The United Kingdom and the United States have both experienced a political realignment recently seen in many of the big western democracies: A party that was once heavily identified with organized labor and the working classes — Labour in the U.K., the Democrats in the U.S. — began in the 1990s to drift toward the rich, educated, urban elite. In response, some number of the party’s cultural and social conservatives have drifted slowly to the right.

Republicans in the U.S. have found it relatively easy to absorb disaffected Democratic exiles and reshape their party as something more populist than it is traditionally thought to be. Tories in the U.K. have had a harder time shaking off their reputation as the party of the establishment. For one thing, Labour is now led by an unreconstructed socialist who resisted the party’s Blairite turn to the center in the 1990s. For another, the Tory party is still dominated by people who went to the top schools and joined the top clubs.

This could yet prove a huge problem in the upcoming campaign, not least because the Labourite “Leave” districts that Johnson needs to begin winning to take a majority are precisely those that have traditionally had the most intense and tribal hatred of the Tories, whom they saw as active class enemies. Nigel Farage’s Brexit party, like his UKIP before, polls well in all of them, and its presence means that there’s a clear “anti-EU” alternative to the Tories’ toffs and top boys.
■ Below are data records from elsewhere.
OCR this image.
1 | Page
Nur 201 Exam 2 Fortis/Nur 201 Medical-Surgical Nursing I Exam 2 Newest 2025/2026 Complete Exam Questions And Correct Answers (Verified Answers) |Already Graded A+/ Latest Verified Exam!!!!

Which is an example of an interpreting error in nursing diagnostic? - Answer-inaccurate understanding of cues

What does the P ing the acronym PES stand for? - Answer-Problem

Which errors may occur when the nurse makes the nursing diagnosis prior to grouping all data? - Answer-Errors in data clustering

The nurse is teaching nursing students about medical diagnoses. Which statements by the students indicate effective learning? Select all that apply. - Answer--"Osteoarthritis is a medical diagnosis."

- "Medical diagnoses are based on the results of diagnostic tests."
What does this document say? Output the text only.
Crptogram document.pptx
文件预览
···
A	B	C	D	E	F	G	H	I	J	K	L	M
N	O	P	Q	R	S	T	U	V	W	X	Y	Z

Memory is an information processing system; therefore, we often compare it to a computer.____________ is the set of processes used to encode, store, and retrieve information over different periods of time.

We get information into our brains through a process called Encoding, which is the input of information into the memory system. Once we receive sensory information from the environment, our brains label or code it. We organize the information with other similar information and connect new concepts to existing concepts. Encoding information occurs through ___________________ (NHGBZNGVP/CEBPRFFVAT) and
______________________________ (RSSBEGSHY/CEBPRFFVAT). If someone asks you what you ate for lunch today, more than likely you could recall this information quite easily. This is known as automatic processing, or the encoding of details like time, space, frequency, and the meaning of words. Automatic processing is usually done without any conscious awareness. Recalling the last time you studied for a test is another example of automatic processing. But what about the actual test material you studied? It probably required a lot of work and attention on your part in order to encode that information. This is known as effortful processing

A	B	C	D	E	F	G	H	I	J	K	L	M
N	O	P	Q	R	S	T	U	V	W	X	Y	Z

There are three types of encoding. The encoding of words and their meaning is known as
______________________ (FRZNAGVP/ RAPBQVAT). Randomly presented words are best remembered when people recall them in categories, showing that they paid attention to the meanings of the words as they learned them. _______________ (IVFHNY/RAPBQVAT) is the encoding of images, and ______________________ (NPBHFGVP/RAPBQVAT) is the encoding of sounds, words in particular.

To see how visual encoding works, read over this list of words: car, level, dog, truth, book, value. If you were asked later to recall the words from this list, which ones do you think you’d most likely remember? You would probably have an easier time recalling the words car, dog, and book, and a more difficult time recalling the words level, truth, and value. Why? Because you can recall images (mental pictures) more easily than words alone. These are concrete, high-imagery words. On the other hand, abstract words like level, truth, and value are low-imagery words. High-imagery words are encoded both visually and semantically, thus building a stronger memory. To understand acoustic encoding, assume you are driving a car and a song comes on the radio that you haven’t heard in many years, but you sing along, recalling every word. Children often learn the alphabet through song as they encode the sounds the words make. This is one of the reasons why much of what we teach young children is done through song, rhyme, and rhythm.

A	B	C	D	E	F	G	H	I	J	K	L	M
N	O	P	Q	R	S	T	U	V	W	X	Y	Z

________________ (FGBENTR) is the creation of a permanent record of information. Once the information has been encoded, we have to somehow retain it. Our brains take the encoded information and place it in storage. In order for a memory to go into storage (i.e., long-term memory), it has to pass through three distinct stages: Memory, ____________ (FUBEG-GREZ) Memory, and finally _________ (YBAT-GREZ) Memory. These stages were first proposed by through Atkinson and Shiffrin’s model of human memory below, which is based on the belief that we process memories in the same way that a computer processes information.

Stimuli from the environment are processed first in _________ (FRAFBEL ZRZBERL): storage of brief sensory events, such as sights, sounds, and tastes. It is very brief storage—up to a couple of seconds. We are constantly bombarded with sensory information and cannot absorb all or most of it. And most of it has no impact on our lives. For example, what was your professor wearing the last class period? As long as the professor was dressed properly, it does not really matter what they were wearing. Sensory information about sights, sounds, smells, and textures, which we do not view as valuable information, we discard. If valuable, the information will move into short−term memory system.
It’s difficult to teach an old dog new tricks, but if Tories want to win new districts, they have to break out of old habits of thinking. Calling Jeremy Corbyn a socialist over and over in 2017 seemed to help Corbyn more than hurt him. Instead of making the same mistake now, Johnson should go after Corbyn as a waffler on Brexit and an ineffective leader who indulges the many anti-Semites in his party. Johnson has tried to emphasize that he leads a different Tory party, one that is reversing the policies of austerity his predecessors felt necessary during the downturn. He needs to go further. Brexit has radically transformed the politics of the United Kingdom. The Tories must show that it’s transformed them, too.